Mesoamerica would much more look as a gathering of city-states than IOTL, which may favour commercial penetration (while being interestingly more resistant to a conquistador-led expedition would it be trough stronger local solidarities). I don't think it would butterfly Mexica's expansion, but it could impact its growth, trough trade and exchanges of technics with Mesoamericans (especially metallurgy).

Gold trade (if Mesoamericans are ready to do it) may divert much of the first efforts on Africa (that had a lot to do with Sudanese metal) except for establishing trade points to America (meaning Portugal and Spain are going to favour a Guinea/Venezuela/Caribbean road) and eventually lead to a less important european take on Indias (which itself mean a still strong Mameluk Egypt, and states as Venice clearly less hampered by decline of Red Sea/Mediterranean trade : at the contrary of previous posters, I don't think that Mediterranean trade is going to suffer directly from an American trade.

You'd certainly end with a epidemic shock in Americas, but Europeans would be technically less able to abuse it, even if they could use it to reinforce trade and religious presence
 
What if, as in Empty America, a lot of the people who go to the New World aren't states, but states-in-exiles? Anglo-Saxons fleeing the Normans. Madoc and the Welsh. Cathars. Pagan Lithuanians. Yorkists. And some non-EA suggestions: Mudéjars. Sephardic Jews.
 
Massive migrations of non-nomadic peoples were really rare during Middle-Ages. The only exemple I could think of would be Arabs, and that was at the point of the sword.

Without carrying too much on each exemple you gave (only that a lot simply wouldn't have access to needed technology), most of these groups weren't ethnic groups but sub-groups from larger cultural and/or regional ones (the cultural and social difference between Cathars and others being...slim).

Scattered and defeated groups, managing somehow to get their hand on transoceanic ships out of nowhere, while their foes are surprisingly passive during all the process...I'm sorry, but that's seem quite random.

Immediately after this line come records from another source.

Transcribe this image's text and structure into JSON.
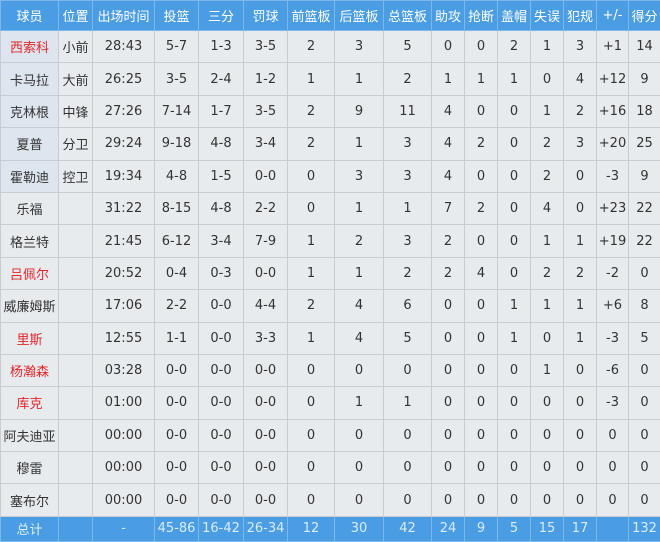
{
  "colors": {
    "header_bg": "#4a9de2",
    "row_bg": "#e8ebee",
    "highlight_name": "#e0262b"
  },
  "headers": [
    "球员",
    "位置",
    "出场时间",
    "投篮",
    "三分",
    "罚球",
    "前篮板",
    "后篮板",
    "总篮板",
    "助攻",
    "抢断",
    "盖帽",
    "失误",
    "犯规",
    "+/-",
    "得分"
  ],
  "players": [
    {
      "name": "西索科",
      "red": true,
      "starter": true,
      "stats": [
        "小前",
        "28:43",
        "5-7",
        "1-3",
        "3-5",
        "2",
        "3",
        "5",
        "0",
        "0",
        "2",
        "1",
        "3",
        "+1",
        "14"
      ]
    },
    {
      "name": "卡马拉",
      "red": false,
      "starter": true,
      "stats": [
        "大前",
        "26:25",
        "3-5",
        "2-4",
        "1-2",
        "1",
        "1",
        "2",
        "1",
        "1",
        "1",
        "0",
        "4",
        "+12",
        "9"
      ]
    },
    {
      "name": "克林根",
      "red": false,
      "starter": true,
      "stats": [
        "中锋",
        "27:26",
        "7-14",
        "1-7",
        "3-5",
        "2",
        "9",
        "11",
        "4",
        "0",
        "0",
        "1",
        "2",
        "+16",
        "18"
      ]
    },
    {
      "name": "夏普",
      "red": false,
      "starter": true,
      "stats": [
        "分卫",
        "29:24",
        "9-18",
        "4-8",
        "3-4",
        "2",
        "1",
        "3",
        "4",
        "2",
        "0",
        "2",
        "3",
        "+20",
        "25"
      ]
    },
    {
      "name": "霍勒迪",
      "red": false,
      "starter": true,
      "stats": [
        "控卫",
        "19:34",
        "4-8",
        "1-5",
        "0-0",
        "0",
        "3",
        "3",
        "4",
        "0",
        "0",
        "2",
        "0",
        "-3",
        "9"
      ]
    },
    {
      "name": "乐福",
      "red": false,
      "starter": false,
      "stats": [
        "",
        "31:22",
        "8-15",
        "4-8",
        "2-2",
        "0",
        "1",
        "1",
        "7",
        "2",
        "0",
        "4",
        "0",
        "+23",
        "22"
      ]
    },
    {
      "name": "格兰特",
      "red": false,
      "starter": false,
      "stats": [
        "",
        "21:45",
        "6-12",
        "3-4",
        "7-9",
        "1",
        "2",
        "3",
        "2",
        "0",
        "0",
        "1",
        "1",
        "+19",
        "22"
      ]
    },
    {
      "name": "吕佩尔",
      "red": true,
      "starter": false,
      "stats": [
        "",
        "20:52",
        "0-4",
        "0-3",
        "0-0",
        "1",
        "1",
        "2",
        "2",
        "4",
        "0",
        "2",
        "2",
        "-2",
        "0"
      ]
    },
    {
      "name": "威廉姆斯",
      "red": false,
      "starter": false,
      "stats": [
        "",
        "17:06",
        "2-2",
        "0-0",
        "4-4",
        "2",
        "4",
        "6",
        "0",
        "0",
        "1",
        "1",
        "1",
        "+6",
        "8"
      ]
    },
    {
      "name": "里斯",
      "red": true,
      "starter": false,
      "stats": [
        "",
        "12:55",
        "1-1",
        "0-0",
        "3-3",
        "1",
        "4",
        "5",
        "0",
        "0",
        "1",
        "0",
        "1",
        "-3",
        "5"
      ]
    },
    {
      "name": "杨瀚森",
      "red": true,
      "starter": false,
      "stats": [
        "",
        "03:28",
        "0-0",
        "0-0",
        "0-0",
        "0",
        "0",
        "0",
        "0",
        "0",
        "0",
        "1",
        "0",
        "-6",
        "0"
      ]
    },
    {
      "name": "库克",
      "red": true,
      "starter": false,
      "stats": [
        "",
        "01:00",
        "0-0",
        "0-0",
        "0-0",
        "0",
        "1",
        "1",
        "0",
        "0",
        "0",
        "0",
        "0",
        "-3",
        "0"
      ]
    },
    {
      "name": "阿夫迪亚",
      "red": false,
      "starter": false,
      "stats": [
        "",
        "00:00",
        "0-0",
        "0-0",
        "0-0",
        "0",
        "0",
        "0",
        "0",
        "0",
        "0",
        "0",
        "0",
        "0",
        "0"
      ]
    },
    {
      "name": "穆雷",
      "red": false,
      "starter": false,
      "stats": [
        "",
        "00:00",
        "0-0",
        "0-0",
        "0-0",
        "0",
        "0",
        "0",
        "0",
        "0",
        "0",
        "0",
        "0",
        "0",
        "0"
      ]
    },
    {
      "name": "塞布尔",
      "red": false,
      "starter": false,
      "stats": [
        "",
        "00:00",
        "0-0",
        "0-0",
        "0-0",
        "0",
        "0",
        "0",
        "0",
        "0",
        "0",
        "0",
        "0",
        "0",
        "0"
      ]
    }
  ],
  "totals": [
    "总计",
    "",
    "-",
    "45-86",
    "16-42",
    "26-34",
    "12",
    "30",
    "42",
    "24",
    "9",
    "5",
    "15",
    "17",
    "",
    "132"
  ]
}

Critically when the few groups that actually formed ethnic ensembles on their own (Jews and Mudejars) migrated on place they knew being more or less hospitable and where they could continue their "way of life" (up to social activities).
Jumping in the big nowhere (or at best, beggining again from really low conditions) is definitely something scarying (actually, it's why some Huguenots preferred to convert rather than being sent to Americas, after the Edict of Fontaineblau)
 
Well for starters the Vinland category is the most popular and in most opinions the most fascinating, Imagine if the small camp Leif had founded was in southern Markland (Labrador/Quebec). Or maybe after exploring due to a storm knocking his ship east finds the Grand Banks and the vast Iron ore in the area? Both of those combined with the better land and exploitation of timber might be able to motivate a colony.
If for example during the 1100's a Greenlander who in his youth had traveled to Normandy and had observed the many Motte and Baily forts, could have then seen the resources of vinland and replicated them, they would have been relatively cheap compared to other fortifications people at the time had been using and would have been very effective at keeping out Skraeling attacks.
I also always wondered how interesting it would be to see Vinlanders interacting with the Mississippian cultures around the great lakes, most Vinland TL's have it where the great lakes are barely explored but there is evidence in OTL that they would have traveled to Lake Huron, you could even say Lake Superior if you want to believe in the kennsington stone.
 
Lots of interesting possibilities on what nations could have a freehold in the New World. If earlier explorers and immigrants had come and prospered, with a later cut of from Europe for Plague or Wars, how might later explorers handle the new/lost people?